In einem Kommentar stellt der „Bild“-Chefredakteur klar, dass Wulff kein Opfer einer „Medien-Kampagne“ sei. Wer den „Fall und die Probleme des Bundespräsidenten jetzt zu einem ,Machtkampf' zwischen dem ersten Mann im Staat und der größten Zeitung im Land aufpumpt, der geht wahrhaft in die Irre.“ Die Medien würden Fragen stellen, Fehler aufdecken und Widerstände bloßlegen. „Aber sie entscheiden nicht.“
Damit nicht genug. Auch die BW-Bank weist in Sachen Hausfinanzierung die Darstellung des Präsidenten zurück. Nach ihren Worten ist der Vertrag für ein langfristiges Darlehen zur Finanzierung des Einfamilienhauses in Großburgwedel bei Hannover nicht bereits Ende November 2011 zustande gekommen, wie es Wulff am Mittwoch gesagt habe.
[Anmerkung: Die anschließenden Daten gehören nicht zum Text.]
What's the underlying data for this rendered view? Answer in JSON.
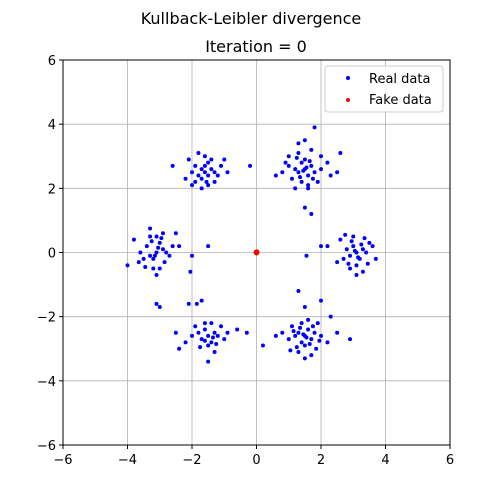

Zwar habe man sich damals mündlich geeinigt, doch die von Wulff behauptete „Handschlagqualität in diesem Bereich“ reiche nicht aus, um den Vertrag wirksam werden zu lassen. „Ein Kreditvertrag mit Verbrauchern bedarf der Schriftform“, so die Bank. Einen schriftlichen Vertrag schickte das Geldinstitut erst am 12. Dezember an Wulff. Dieser unterschrieb neun Tage später, am 21. Dezember, und damit erst nach den ersten Medienberichten über seine Hausfinanzierung.
Hinzu kommt ein neuer Vorwurf: Nach einem Bericht des „Focus“ hat First Lady Bettina Wulff mehrfach kostenlos aufwändige Designerkleider deutscher Luxus-Modehersteller getragen, die ihr die Hersteller zur Verfügung gestellt hätten. Einige Kleider seien gekauft oder gegen Gebühr geliehen worden, andere hingegen wurden kostenlos bereitgestellt. Bei der Erstellung der Steuererklärung sei dies allerdings berücksichtigt worden.